Miss C Lewis – Head of Department
Mr. R.A. Simpson
Dr. J.S. Gill
Mr. M. Stanley
Mrs. L. Coleman
Mrs. L. Emmerson
In Years 7, 8, and 9, the pupils are introduced to the delights of English Language and Literature. The whole seven years of English at MTBS should be seen as one long course broken into three main stages which are interdependent, one leading to the next, and the last to university. In the lower school, our aim is to develop and nurture the linguistic skills that students will need in order to face the challenges ahead.
All of our topics at Key Stage Three have been chosen to develop and stimulate skills of cognition, communication, interpretation and analysis. Boys are encouraged to consider deeper implications of texts and to seek answers to broader questions about their relevance and application to their lives today. We encourage critical thinking and aim to develop the boys’ independence as they learn to engage with challenging texts.
Throughout years 7-9 pupils concentrate on four main areas of English. These are explored through a broad variety of different texts and genres:
- Literature (Prose, Poetry and Drama).
2. Media, Non-fiction and associated writing skills.
3. Language and Grammar.
4. Speaking and Listening.
Boys will work towards two GCSEs as they move into Year 10: English Language and English Literature. The AQA GCSE specification specifies that texts may not be brought into the examination and there is no longer any Controlled Assessment or coursework. However, the English Language papers are based on unseen material and test proficiency in both critical response and writing across a range of nonfiction as well as literary fiction material.
For English Literature, while poetry remains dominant in one of the examination papers, there is also the opportunity to study a range of set texts, from old favourites like ‘The Strange Case of Dr Jekyll and Mr Hyde’ to contemporary novels like ‘Pigeon English.’
We offer two separate A Level courses, one in English Literature and the other in English Language.

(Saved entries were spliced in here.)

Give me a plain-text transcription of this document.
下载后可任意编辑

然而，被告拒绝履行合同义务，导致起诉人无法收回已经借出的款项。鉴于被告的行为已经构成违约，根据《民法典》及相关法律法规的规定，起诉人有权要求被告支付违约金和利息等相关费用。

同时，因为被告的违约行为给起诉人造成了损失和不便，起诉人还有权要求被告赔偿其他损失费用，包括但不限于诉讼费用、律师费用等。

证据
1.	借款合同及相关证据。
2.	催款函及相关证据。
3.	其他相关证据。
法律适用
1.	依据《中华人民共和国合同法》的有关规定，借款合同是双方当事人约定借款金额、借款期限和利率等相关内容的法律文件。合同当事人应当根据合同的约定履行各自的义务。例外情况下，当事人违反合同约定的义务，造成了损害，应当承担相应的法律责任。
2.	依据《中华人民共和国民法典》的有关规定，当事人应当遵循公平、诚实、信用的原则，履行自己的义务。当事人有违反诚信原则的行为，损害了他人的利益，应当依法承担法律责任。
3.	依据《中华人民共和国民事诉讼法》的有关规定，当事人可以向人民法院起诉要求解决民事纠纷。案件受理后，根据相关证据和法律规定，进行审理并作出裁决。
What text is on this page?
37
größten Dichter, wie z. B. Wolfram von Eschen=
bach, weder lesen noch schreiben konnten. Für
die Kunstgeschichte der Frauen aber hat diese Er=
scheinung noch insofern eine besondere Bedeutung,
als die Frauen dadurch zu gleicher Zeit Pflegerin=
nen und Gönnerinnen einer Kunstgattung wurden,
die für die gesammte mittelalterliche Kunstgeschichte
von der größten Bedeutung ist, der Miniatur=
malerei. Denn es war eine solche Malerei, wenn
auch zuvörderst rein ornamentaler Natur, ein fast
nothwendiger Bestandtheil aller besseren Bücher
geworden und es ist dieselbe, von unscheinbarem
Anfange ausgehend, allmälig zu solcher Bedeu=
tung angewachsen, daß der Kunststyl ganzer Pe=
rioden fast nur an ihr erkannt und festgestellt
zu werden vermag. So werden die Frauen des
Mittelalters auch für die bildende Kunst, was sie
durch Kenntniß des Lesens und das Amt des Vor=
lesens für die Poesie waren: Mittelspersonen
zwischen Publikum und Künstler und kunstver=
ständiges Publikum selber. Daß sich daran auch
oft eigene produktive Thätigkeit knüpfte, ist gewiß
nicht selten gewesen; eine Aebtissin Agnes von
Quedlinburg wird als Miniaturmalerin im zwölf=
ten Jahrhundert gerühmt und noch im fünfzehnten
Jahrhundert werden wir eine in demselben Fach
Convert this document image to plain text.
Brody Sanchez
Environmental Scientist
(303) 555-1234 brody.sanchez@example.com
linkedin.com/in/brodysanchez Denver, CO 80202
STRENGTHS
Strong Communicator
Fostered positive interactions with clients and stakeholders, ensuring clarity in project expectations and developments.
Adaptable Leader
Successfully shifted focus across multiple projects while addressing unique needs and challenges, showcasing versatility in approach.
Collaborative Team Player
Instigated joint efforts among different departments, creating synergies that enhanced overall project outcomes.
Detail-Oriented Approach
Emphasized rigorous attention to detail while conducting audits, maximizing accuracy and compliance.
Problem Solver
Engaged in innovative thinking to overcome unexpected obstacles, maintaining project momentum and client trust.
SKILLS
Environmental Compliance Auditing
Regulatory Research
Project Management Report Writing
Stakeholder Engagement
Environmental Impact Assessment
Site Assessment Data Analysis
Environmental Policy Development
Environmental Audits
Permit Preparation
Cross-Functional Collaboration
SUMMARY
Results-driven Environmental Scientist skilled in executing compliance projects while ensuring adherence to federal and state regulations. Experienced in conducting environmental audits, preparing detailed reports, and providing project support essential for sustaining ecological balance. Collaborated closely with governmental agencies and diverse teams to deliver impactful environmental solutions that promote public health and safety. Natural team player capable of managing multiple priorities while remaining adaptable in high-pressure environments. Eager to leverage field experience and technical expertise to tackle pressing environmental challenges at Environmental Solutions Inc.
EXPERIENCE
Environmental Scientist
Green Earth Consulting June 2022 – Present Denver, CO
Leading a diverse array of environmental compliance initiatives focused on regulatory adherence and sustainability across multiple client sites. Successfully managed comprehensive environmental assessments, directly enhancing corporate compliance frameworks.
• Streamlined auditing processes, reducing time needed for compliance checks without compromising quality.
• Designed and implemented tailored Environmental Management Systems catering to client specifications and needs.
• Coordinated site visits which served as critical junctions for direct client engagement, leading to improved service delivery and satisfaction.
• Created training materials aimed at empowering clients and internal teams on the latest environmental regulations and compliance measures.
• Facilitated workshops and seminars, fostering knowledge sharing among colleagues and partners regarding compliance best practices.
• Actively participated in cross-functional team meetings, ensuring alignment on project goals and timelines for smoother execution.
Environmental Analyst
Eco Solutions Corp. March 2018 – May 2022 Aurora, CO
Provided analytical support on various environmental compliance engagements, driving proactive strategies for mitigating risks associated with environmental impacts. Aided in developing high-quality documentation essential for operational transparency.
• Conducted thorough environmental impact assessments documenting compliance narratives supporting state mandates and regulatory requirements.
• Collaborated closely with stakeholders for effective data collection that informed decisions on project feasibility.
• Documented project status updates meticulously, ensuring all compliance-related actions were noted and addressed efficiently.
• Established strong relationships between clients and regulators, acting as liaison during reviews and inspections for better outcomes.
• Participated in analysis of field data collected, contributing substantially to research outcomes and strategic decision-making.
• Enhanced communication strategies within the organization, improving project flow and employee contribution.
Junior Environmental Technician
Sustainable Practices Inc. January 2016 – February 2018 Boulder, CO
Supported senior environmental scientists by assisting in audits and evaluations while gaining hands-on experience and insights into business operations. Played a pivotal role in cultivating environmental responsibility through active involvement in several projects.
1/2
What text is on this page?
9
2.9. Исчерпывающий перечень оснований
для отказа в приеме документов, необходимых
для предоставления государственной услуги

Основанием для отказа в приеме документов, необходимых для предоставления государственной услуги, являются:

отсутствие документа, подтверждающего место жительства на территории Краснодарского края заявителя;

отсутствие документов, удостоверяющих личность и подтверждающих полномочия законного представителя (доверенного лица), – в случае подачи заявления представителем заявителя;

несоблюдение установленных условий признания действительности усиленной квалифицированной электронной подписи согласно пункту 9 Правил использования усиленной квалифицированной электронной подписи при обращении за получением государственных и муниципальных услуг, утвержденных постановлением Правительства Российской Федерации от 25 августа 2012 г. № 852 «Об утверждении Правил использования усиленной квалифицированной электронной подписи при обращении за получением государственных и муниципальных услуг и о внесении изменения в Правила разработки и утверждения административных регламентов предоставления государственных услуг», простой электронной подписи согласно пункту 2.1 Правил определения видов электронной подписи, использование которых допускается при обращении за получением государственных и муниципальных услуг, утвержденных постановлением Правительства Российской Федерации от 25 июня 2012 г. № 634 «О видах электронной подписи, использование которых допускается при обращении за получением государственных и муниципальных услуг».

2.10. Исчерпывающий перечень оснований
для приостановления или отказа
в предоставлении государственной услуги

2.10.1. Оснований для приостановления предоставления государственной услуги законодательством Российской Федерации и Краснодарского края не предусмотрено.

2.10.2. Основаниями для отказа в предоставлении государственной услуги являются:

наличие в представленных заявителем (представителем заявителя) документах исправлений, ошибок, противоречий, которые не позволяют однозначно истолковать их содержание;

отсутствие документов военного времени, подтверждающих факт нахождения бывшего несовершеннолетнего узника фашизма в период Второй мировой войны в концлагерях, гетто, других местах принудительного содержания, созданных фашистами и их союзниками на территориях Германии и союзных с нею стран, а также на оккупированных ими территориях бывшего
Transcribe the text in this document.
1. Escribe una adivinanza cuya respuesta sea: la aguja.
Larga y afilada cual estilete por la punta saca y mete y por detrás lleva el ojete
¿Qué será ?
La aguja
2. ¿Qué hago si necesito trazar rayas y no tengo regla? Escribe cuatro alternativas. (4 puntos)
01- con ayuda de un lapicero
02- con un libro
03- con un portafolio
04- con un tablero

English Literature retains its prestige as one of the most demanding yet rewarding A Levels. Students follow AQA Specification B, a linear course split into two genres. In Year 12, boys focus on the tragedy genre and explore texts such as Hardy’s ‘Tess of the D’Urbervilles’ and Shakespeare’s ‘Othello’. As they move into Year 13, they explore the crime writing genre. Here they learn to identify typical characteristics of this style of writing and engage with unseen extracts from across a range of crime writing subgenres. Texts for study include Katie Atkinson’s ‘When Will There Be Good News?’ as well as Coleridge’s ‘The Rime of the Ancient Mariner’ and Shakespeare’s ‘Hamlet.’
English Language is an A Level growing in profile and has been offered very successfully by the department over a number of years. We study the Cambridge International English course, which at AS tests interpretive skills on unseen texts and the ability to write for a range of purposes and audiences. At A2 there is a more theoretical slant, and students will learn about Child Language Acquisition and Global English, while sociolinguistics features prominently.